Douarnenez : 40 ans d'histoires maritimes et un nouveau cap pour la revue Chasse-Marée

Le Chasse-Marée fait souffler la brise du large. Mais il souffle aussi ses quarante bougies. Et d'une belle manière. La revue maritime change sa maquette, s'ouvre à d'autres horizons et accueille des nouvelles signatures. Une formule enrichie qui sort en kiosque ce mercredi.
A gauche, la couverture du premier numéro du Chasse-Marée en 1981. A droite, la couverture de la revue, nouvelle formule, qui sort en kiosque ce mercredi
A gauche, la couverture du premier numéro du Chasse-Marée en 1981. A droite, la couverture de la revue, nouvelle formule, qui sort en kiosque ce mercredi © Chasse-Marée
Une revue enrichie de quarante pages supplémentaires. Une refonte de la maquette en profondeur. Des nouvelles rubriques. Le Chasse-Marée, version 2020, sort en kiosque ce mercredi. Un numéro 318 de 132 pages au toucher différent aussi puisque même le papier a été changé. "La seule chose que l'on a conservée, explique Gwendal Jaffry, c'est le format". Le rédacteur en chef n'est pas peu fier du résultat, fruit d'un travail collectif avec les journalistes de la rédaction.
 

Capter de nouveaux lecteurs


Le Chasse-Marée, qui fêtera ses quarante ans en août 2021, paraîtra dorénavant six fois par an et fait la part belle à l'iconographie. "Les photos sont mieux mises en valeur, assure Mélanie Joubert, rédactrice-photographe. Refaire la maquette a demandé beaucoup de travail. On a fait pas mal d'essais, chacun a apporté ses idées. Et on a trouvé une maquette qui nous plaît. On espère qu'elle plaira également aux lecteurs".
 


Le dernier changement datait de 2011. Les différentes évolutions du Chasse-Marée avaient été plus timorées. Là, on a tapé du poing sur la table ! Et on dit : 'redécouvrez-nous'

Gwendal Jaffry, rédacteur en chef du Chasse-Marée



Faire évoluer le Chasse-Marée tout en en gardant l'esprit, une équation plutôt réussie pour capter de nouveaux lecteurs. "On a cette image un peu surannée d'une revue qui ne s'intéresse qu'aux traditions, aux bateaux du patrimoine, à l'histoire maritime, souligne Gwendal Jaffry. C'est vrai que l'on s'y intéresse mais le Chasse-Marée, ce n'est pas que cela. On y parle aussi des métiers de la mer aujourd'hui, des bateaux d'aujourd'hui, de technologie, de science". Et désormais d'écologie et d'environnement. Exemple avec cet article consacré à la coquille Saint-Jacques, véritable témoin de l'état de santé des océans. 
 


A l'origine des fêtes maritimes de Brest et Douarnenez


La revue, qui tire son nom d'une grande chaloupe de la côte Atlantique dont la mission était de transporter rapidement la sardine de son lieu de pêche jusqu'aux ports, est née en 1981. Depuis ses locaux du Port-Rhu, à Douarnenez, dans le Finistère, l'équipe du Chasse-Marée invite au voyage, page après page, à la découverte, ouvre l'horizon et cultive la curiosité. 
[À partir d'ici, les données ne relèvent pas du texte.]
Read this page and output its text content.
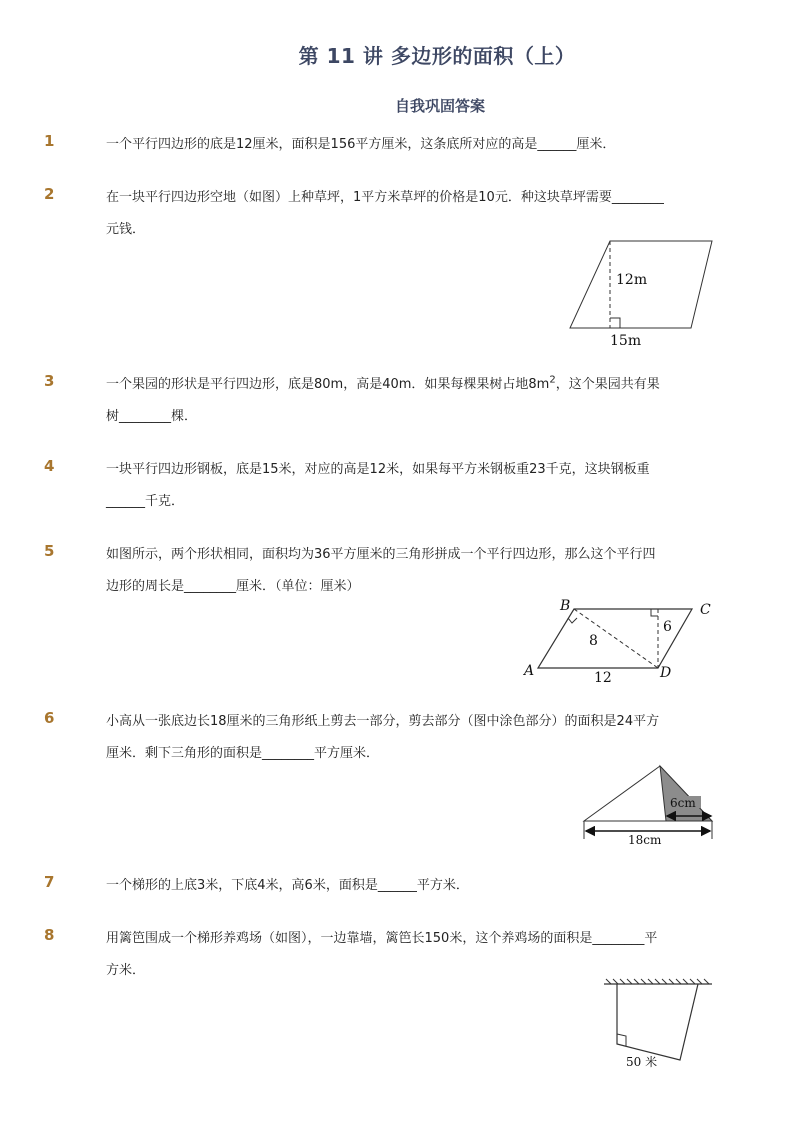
第 11 讲 多边形的面积（上）
自我巩固答案
1	一个平行四边形的底是12厘米，面积是156平方厘米，这条底所对应的高是______厘米．
2	在一块平行四边形空地（如图）上种草坪，1平方米草坪的价格是10元．种这块草坪需要________
元钱．
12m
15m
3	一个果园的形状是平行四边形，底是80m，高是40m．如果每棵果树占地$8m^2$，这个果园共有果
树________棵．
4	一块平行四边形钢板，底是15米，对应的高是12米，如果每平方米钢板重23千克，这块钢板重
______千克．
5	如图所示，两个形状相同，面积均为36平方厘米的三角形拼成一个平行四边形，那么这个平行四
边形的周长是________厘米．（单位：厘米）
B	C
A	D
8
6
12
6	小高从一张底边长18厘米的三角形纸上剪去一部分，剪去部分（图中涂色部分）的面积是24平方
厘米．剩下三角形的面积是________平方厘米．
6cm
18cm
7	一个梯形的上底3米，下底4米，高6米，面积是______平方米．
8	用篱笆围成一个梯形养鸡场（如图），一边靠墙，篱笆长150米，这个养鸡场的面积是________平
方米．
50 米
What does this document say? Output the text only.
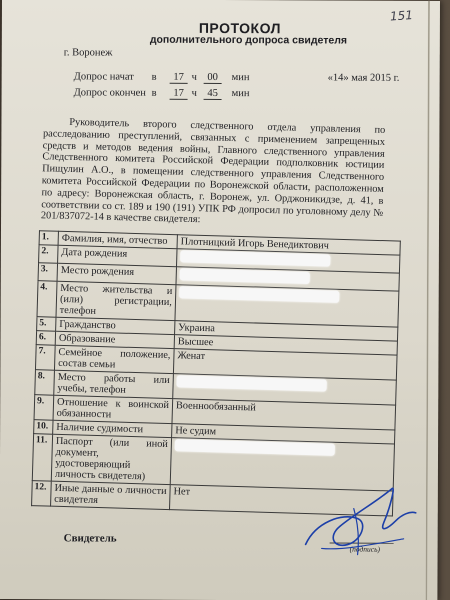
151
ПРОТОКОЛ
дополнительного допроса свидетеля
г. Воронеж
«14» мая 2015 г.
Допрос начат в	17 ч 00	мин
Допрос окончен в	17 ч 45	мин
Руководитель второго следственного отдела управления по расследованию преступлений, связанных с применением запрещенных средств и методов ведения войны, Главного следственного управления Следственного комитета Российской Федерации подполковник юстиции Пищулин А.О., в помещении следственного управления Следственного комитета Российской Федерации по Воронежской области, расположенном по адресу: Воронежская область, г. Воронеж, ул. Орджоникидзе, д. 41, в соответствии со ст. 189 и 190 (191) УПК РФ допросил по уголовному делу № 201/837072-14 в качестве свидетеля:
1.	Фамилия, имя, отчество	Плотницкий Игорь Венедиктович
2.	Дата рождения	
3.	Место рождения	
4.	Место жительства и (или) регистрации, телефон	
5.	Гражданство	Украина
6.	Образование	Высшее
7.	Семейное положение, состав семьи	Женат
8.	Место работы или учебы, телефон	
9.	Отношение к воинской обязанности	Военнообязанный
10.	Наличие судимости	Не судим
11.	Паспорт (или иной документ, удостоверяющий личность свидетеля)	
12.	Иные данные о личности свидетеля	Нет
Свидетель
(подпись)
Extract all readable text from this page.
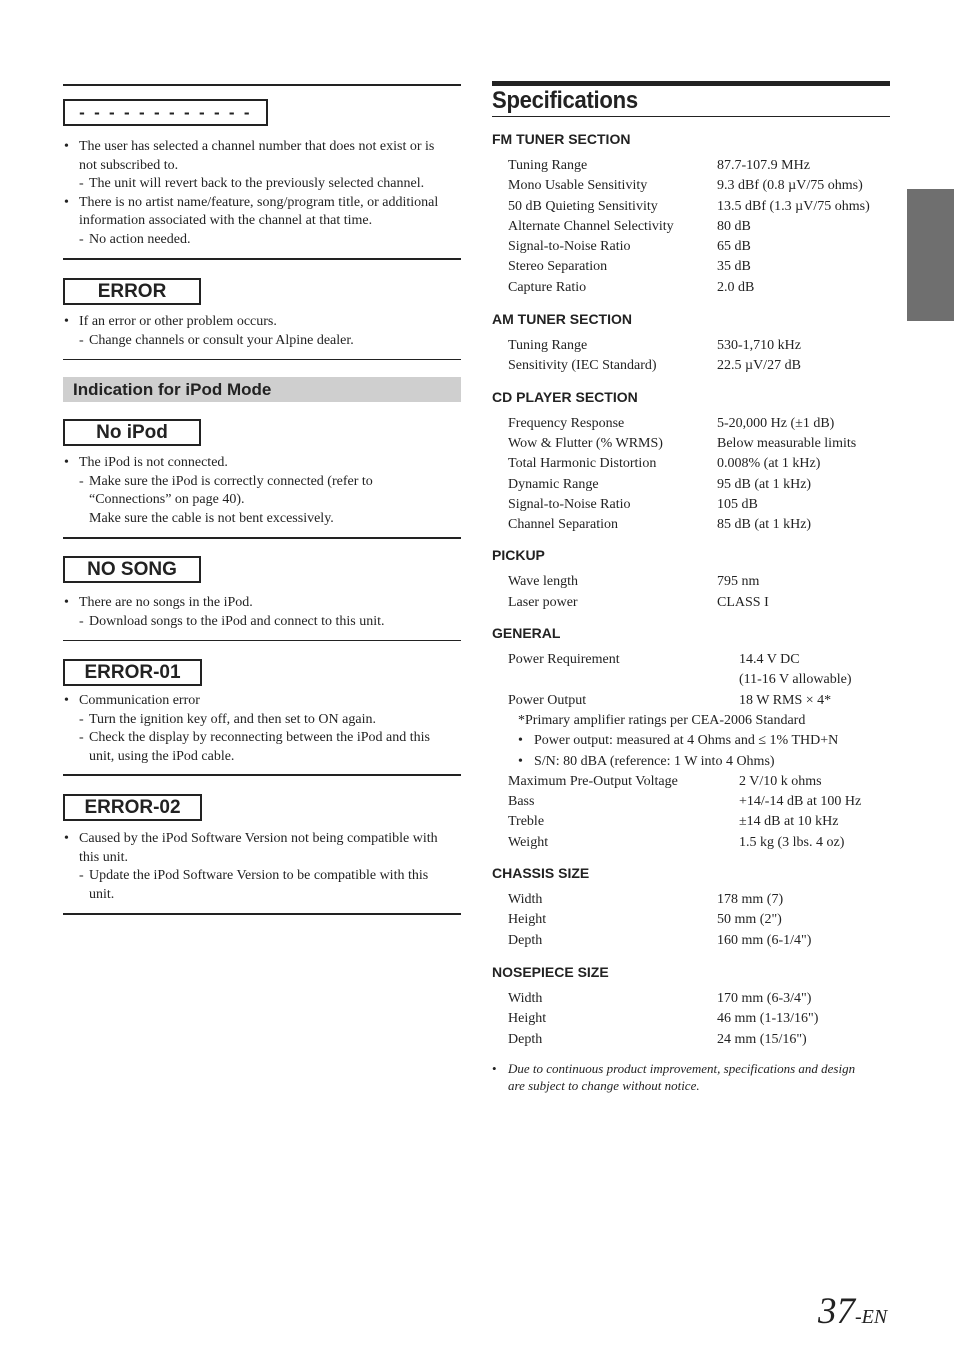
- - - - - - - - - - - -
• The user has selected a channel number that does not exist or is
not subscribed to.
- The unit will revert back to the previously selected channel.
• There is no artist name/feature, song/program title, or additional
information associated with the channel at that time.
- No action needed.
ERROR
• If an error or other problem occurs.
- Change channels or consult your Alpine dealer.
Indication for iPod Mode
No iPod
• The iPod is not connected.
- Make sure the iPod is correctly connected (refer to
“Connections” on page 40).
Make sure the cable is not bent excessively.
NO SONG
• There are no songs in the iPod.
- Download songs to the iPod and connect to this unit.
ERROR-01
• Communication error
- Turn the ignition key off, and then set to ON again.
- Check the display by reconnecting between the iPod and this
unit, using the iPod cable.
ERROR-02
• Caused by the iPod Software Version not being compatible with
this unit.
- Update the iPod Software Version to be compatible with this
unit.
Specifications
FM TUNER SECTION
Tuning Range	87.7-107.9 MHz
Mono Usable Sensitivity	9.3 dBf (0.8 µV/75 ohms)
50 dB Quieting Sensitivity	13.5 dBf (1.3 µV/75 ohms)
Alternate Channel Selectivity	80 dB
Signal-to-Noise Ratio	65 dB
Stereo Separation	35 dB
Capture Ratio	2.0 dB
AM TUNER SECTION
Tuning Range	530-1,710 kHz
Sensitivity (IEC Standard)	22.5 µV/27 dB
CD PLAYER SECTION
Frequency Response	5-20,000 Hz (±1 dB)
Wow & Flutter (% WRMS)	Below measurable limits
Total Harmonic Distortion	0.008% (at 1 kHz)
Dynamic Range	95 dB (at 1 kHz)
Signal-to-Noise Ratio	105 dB
Channel Separation	85 dB (at 1 kHz)
PICKUP
Wave length	795 nm
Laser power	CLASS I
GENERAL
Power Requirement	14.4 V DC
(11-16 V allowable)
Power Output	18 W RMS × 4*
*Primary amplifier ratings per CEA-2006 Standard
• Power output: measured at 4 Ohms and ≤ 1% THD+N
• S/N: 80 dBA (reference: 1 W into 4 Ohms)
Maximum Pre-Output Voltage	2 V/10 k ohms
Bass	+14/-14 dB at 100 Hz
Treble	±14 dB at 10 kHz
Weight	1.5 kg (3 lbs. 4 oz)
CHASSIS SIZE
Width	178 mm (7)
Height	50 mm (2")
Depth	160 mm (6-1/4")
NOSEPIECE SIZE
Width	170 mm (6-3/4")
Height	46 mm (1-13/16")
Depth	24 mm (15/16")
• Due to continuous product improvement, specifications and design
are subject to change without notice.
37-EN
La Bretagne lui doit la création des fêtes maritimes de Douarnenez en 1986 puis celles de Brest en 1992. "Cela fait partie de la riche histoire du Chasse-Marée, relate Gwendal Jaffry. La revue fut aussi une maison d'édition et de disques autour des chants marins"
 
© Chasse-Marée


Nouvelles plumes


Après quarante années d'existence, contre vents et marée - la revue finistérienne a été vendue à deux reprises au début des années 2000 et appartient au groupe Ouest-France - et avec l'envie de raconter toutes les mers du globe toujours intacte, le Chasse-Marée prend ainsi un nouvel élan. "Les sujets contemporains gagneront en présence pour faire découvrir entre autres des métiers, des parcours de femmes et d’hommes qui font le maritime d’aujourd’hui et feront celui de demain" explique son rédacteur en chef. 

Aux signatures habituelles, s'ajoutent des nouveaux contributeurs, "pour un regard à 360 °, y compris littéraire et artistique". Jean-Louis Ezine, l'un des piliers de l'émission "Le masque et la plume", y tiendra une chronique. De même, le dessinateur de presse et peintre de marine Nicolas Vial y aura carte blanche. 

De quoi faire souffler la brise du large pour de longues années encore.